介电谱被广泛用于研究分散体系中的分子动力学。随着频率的增加，介电常数ε '通常减小，并且介电损耗ε"由于偶极矩的延迟而显示出峰值，这种现象被称为介电弛豫。本文用介电弛豫法分析了明胶的玻璃化转变，在-20℃ ~ 60℃的温度范围内，测量了明胶在100 ~ 1 MHz频率范围内的介电性质。通过改变明胶溶液的干燥时间制备了不同含水量的样品，用DSC测定了玻璃化转变温度T_g，观察到玻璃态明胶的介电弛豫最大值ε”，由ε"峰计算弛豫时间τ。由<ax>τ的Arrhenius图求得的介电弛豫活化能E_随含水量的增加而减小。根据E_的数量级，认为所观察到的介电弛豫是反映分子局部运动的β弛豫。τ和E是表征水对玻璃态材料增塑作用的合适参数。另一方面，在低频和温度T_g附近或以上，含电解质和/或水的材料的电性能，由于大的直流电导率，ε“峰被掩盖了。为了分析这样的系统，ε“和ε“被转换成M^* 形式（M^*=1/（ε '-iε”）= M'+ iM”，i，虚部单位）M”的峰值，例如，观察到弛豫现象，并由M”峰计算弛豫时间τ_N。活化能E_τ由1/τ_N的Arrhenius图求得。玻璃态的E_τ值大于橡胶态。

项目成果

S.Iwamoto: "Conductance and Relaxation of Gelatin Films in Glassy and Rubbery States"International Journal of Biological Macromolecules. 26. 345-351 (1999)

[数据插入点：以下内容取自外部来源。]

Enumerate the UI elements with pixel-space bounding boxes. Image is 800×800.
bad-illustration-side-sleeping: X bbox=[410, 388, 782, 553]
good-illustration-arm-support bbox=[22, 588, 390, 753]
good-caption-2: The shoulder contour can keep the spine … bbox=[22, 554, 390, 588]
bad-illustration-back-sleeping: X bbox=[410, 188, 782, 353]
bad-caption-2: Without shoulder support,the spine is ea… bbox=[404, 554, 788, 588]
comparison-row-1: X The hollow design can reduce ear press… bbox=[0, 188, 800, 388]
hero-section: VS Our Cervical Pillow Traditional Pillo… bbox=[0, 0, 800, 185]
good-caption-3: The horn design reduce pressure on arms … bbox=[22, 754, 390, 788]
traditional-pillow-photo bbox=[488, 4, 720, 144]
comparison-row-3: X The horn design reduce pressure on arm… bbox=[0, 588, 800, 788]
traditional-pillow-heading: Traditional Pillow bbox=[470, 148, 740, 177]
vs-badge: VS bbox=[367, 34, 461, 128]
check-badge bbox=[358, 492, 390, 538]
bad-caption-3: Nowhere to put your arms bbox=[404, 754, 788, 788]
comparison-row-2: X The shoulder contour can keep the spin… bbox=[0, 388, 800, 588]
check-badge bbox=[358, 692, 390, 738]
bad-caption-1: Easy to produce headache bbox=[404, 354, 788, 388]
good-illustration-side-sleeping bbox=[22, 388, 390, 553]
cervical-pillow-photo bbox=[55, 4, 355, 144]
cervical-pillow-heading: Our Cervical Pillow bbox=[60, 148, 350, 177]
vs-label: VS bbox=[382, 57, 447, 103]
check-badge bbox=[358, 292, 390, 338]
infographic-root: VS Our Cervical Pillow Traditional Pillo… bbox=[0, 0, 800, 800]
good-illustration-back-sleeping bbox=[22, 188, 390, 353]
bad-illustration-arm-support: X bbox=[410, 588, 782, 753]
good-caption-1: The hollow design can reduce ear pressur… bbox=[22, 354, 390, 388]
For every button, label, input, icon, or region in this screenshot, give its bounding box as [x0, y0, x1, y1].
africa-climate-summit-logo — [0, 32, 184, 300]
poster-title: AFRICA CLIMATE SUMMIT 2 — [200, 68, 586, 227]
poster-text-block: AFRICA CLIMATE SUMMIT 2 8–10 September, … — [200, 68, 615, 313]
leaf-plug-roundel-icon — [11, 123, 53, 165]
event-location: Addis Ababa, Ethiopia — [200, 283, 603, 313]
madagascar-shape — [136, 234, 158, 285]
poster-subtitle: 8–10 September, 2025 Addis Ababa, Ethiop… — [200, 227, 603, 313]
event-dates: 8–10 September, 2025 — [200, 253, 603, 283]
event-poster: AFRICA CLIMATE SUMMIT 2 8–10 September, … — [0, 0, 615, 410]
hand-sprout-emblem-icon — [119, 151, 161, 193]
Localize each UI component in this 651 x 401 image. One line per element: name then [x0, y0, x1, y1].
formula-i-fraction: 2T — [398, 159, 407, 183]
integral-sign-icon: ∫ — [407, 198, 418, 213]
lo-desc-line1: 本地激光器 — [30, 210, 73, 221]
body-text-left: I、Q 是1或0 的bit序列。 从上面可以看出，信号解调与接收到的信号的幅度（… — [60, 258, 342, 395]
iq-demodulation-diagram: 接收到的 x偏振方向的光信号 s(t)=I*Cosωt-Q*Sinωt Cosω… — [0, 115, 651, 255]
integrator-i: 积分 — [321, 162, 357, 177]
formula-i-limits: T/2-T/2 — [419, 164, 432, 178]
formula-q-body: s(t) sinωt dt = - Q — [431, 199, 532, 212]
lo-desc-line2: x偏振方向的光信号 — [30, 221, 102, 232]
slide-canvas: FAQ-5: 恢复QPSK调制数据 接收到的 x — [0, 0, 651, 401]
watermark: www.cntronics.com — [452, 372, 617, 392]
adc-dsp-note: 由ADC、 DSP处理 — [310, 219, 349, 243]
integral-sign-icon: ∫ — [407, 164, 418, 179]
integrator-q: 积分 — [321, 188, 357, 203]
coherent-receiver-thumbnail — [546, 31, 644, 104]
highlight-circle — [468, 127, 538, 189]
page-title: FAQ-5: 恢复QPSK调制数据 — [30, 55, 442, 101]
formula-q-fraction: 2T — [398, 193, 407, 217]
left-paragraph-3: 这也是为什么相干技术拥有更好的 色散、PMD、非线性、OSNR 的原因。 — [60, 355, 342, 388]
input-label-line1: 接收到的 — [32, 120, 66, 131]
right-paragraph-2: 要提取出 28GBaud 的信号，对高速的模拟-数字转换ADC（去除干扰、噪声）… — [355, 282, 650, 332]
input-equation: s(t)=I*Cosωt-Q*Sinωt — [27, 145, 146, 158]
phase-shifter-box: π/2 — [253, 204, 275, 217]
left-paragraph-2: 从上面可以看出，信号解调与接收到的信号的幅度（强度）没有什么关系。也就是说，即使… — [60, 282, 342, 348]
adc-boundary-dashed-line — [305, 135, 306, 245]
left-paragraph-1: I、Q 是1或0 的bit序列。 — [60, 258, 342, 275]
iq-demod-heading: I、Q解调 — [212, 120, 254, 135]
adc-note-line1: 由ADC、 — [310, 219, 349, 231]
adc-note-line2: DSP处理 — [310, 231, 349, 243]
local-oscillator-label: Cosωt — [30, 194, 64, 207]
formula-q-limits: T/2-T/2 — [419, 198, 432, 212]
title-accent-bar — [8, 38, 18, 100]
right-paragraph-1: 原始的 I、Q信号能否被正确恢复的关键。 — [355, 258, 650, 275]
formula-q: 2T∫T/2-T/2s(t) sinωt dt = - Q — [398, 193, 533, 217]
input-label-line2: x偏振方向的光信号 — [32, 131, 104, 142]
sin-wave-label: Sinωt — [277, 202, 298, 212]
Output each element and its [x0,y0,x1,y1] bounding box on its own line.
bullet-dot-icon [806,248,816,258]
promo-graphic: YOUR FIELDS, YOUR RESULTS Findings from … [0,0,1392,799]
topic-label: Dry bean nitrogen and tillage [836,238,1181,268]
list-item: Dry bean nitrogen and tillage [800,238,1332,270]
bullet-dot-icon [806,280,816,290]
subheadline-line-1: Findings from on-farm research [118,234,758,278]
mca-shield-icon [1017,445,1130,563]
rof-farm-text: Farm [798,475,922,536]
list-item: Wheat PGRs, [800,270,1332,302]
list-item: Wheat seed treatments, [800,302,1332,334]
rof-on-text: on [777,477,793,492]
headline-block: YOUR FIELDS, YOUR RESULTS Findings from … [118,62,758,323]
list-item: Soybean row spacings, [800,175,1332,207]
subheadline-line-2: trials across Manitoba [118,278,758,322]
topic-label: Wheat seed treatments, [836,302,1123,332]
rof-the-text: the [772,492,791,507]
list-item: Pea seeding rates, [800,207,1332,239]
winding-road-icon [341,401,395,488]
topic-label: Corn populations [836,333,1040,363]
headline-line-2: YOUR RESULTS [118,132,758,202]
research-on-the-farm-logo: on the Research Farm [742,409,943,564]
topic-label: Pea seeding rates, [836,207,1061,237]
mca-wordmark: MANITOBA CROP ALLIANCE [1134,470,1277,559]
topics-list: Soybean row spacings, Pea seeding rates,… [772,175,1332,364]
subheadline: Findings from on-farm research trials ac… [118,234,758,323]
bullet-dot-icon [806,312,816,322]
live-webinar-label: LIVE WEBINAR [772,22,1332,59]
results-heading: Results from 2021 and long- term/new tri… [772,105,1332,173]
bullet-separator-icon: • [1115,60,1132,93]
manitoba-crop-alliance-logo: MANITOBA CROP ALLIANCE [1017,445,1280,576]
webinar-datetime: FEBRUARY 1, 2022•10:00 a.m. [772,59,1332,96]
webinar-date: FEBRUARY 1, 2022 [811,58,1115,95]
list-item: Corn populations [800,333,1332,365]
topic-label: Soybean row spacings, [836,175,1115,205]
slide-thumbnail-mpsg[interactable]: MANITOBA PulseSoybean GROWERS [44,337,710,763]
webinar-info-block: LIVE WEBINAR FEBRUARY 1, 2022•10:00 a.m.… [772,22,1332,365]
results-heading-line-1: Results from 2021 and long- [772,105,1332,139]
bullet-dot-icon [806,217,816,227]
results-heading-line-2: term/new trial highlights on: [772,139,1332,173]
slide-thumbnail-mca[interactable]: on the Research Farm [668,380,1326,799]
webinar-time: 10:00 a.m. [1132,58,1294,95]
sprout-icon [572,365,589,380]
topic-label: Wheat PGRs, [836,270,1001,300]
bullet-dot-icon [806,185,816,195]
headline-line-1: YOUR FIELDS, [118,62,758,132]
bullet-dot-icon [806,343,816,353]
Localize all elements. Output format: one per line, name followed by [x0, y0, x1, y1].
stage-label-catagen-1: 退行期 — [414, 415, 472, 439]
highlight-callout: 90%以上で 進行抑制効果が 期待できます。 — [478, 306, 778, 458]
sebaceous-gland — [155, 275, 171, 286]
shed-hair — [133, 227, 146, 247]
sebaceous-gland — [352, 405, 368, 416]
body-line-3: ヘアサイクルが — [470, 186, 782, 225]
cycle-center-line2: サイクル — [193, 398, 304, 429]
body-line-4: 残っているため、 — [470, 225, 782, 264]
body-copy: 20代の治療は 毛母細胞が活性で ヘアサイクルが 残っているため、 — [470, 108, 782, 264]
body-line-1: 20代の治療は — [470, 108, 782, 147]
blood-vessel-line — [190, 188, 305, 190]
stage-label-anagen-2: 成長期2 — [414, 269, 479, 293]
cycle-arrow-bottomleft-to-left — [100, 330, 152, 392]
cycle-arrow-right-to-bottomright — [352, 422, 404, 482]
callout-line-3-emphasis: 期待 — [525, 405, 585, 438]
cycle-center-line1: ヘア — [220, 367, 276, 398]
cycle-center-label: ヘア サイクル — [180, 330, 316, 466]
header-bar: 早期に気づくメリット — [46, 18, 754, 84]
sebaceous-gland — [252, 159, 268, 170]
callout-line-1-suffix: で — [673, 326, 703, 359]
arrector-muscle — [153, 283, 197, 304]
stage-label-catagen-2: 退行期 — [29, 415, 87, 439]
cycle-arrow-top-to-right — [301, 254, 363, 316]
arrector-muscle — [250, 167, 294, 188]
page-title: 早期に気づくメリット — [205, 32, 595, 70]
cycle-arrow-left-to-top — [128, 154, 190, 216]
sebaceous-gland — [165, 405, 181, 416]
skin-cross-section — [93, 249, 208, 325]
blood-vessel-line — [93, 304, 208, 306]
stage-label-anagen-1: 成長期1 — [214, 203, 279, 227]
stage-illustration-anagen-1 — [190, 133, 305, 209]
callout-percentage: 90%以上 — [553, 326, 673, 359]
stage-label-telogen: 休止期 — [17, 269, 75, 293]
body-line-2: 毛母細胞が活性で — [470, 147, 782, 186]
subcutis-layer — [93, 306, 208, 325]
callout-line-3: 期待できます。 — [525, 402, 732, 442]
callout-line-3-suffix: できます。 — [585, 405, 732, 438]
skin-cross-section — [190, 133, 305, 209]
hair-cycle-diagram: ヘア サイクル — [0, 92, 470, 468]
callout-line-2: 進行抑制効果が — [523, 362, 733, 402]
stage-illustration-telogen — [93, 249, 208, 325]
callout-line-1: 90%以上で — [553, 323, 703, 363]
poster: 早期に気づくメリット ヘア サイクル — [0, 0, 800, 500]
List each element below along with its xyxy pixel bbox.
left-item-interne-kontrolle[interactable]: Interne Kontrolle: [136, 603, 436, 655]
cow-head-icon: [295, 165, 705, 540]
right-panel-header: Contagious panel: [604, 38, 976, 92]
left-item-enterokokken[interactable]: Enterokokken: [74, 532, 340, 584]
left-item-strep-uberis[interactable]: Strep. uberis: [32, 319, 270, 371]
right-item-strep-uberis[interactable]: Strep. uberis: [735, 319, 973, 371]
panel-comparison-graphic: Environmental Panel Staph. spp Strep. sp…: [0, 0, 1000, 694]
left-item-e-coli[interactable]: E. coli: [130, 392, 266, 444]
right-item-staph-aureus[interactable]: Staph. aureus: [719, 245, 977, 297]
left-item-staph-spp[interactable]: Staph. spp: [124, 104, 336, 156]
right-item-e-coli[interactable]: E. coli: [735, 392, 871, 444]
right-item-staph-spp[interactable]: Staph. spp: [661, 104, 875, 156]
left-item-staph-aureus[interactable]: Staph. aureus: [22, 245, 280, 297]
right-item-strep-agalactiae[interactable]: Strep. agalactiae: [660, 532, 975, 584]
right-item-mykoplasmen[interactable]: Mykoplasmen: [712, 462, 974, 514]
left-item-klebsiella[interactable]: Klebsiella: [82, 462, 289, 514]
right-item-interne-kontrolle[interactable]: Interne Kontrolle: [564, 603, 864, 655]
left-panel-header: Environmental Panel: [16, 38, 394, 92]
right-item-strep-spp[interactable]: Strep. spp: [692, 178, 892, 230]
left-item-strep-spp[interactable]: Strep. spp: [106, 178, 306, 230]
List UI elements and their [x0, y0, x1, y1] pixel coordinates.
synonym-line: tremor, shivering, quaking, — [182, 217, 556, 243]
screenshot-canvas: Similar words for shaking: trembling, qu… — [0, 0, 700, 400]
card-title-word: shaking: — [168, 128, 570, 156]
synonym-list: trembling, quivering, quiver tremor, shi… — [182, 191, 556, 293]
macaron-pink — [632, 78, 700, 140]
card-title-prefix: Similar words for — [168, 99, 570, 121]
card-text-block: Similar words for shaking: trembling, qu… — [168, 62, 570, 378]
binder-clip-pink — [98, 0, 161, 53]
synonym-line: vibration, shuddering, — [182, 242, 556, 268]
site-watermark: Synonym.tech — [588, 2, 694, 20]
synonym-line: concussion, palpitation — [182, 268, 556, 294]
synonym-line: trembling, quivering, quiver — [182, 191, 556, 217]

S.Iwamoto：“玻璃态和橡胶态明胶膜的传导和松弛”国际生物大分子杂志。

S.Iwamoto: "Conductance and Relaxations of Gelatin Films in Glassy and Rubbery States"International Journal of Biological Macromolecules. 26. 345-351 (1999)

S.Iwamoto：“玻璃态和橡胶态明胶膜的传导和松弛”国际生物大分子杂志。

H.Kumagai: "Effect of Water Content on Dielectric Relaxation of Gelatin in a Glassy State"Journal of Agricultural and Food Chemistry. 48(6). 2260-2265 (2000)

H.Kumagai：“水含量对玻璃态明胶介电弛豫的影响”农业和食品化学杂志。

H.Kumagai: "Effect of Water Content on Dielectric on Dielectric Relaxation of Gelatin in a Glassy State."Journal of Agricultural and Food Chemistry.. 48(6). 2260-2265 (2000)

H.Kumagai：“水含量对介电常数对玻璃态明胶介电弛豫的影响”。农业与食品化学杂志。48（6）。

S. Iwamoto, H. Kumagal, Y. Hayashi, O. Miyawaki: "Conductance and relaxation of gelatin fims in glassy and rubbery states"Int. J. Biological. Macromol. 26. 345-351 (1999)

S. Iwamoto、H. Kumagal、Y. Hayashi、O. Miyawaki：“玻璃态和橡胶态明胶薄膜的电导和松弛”Int。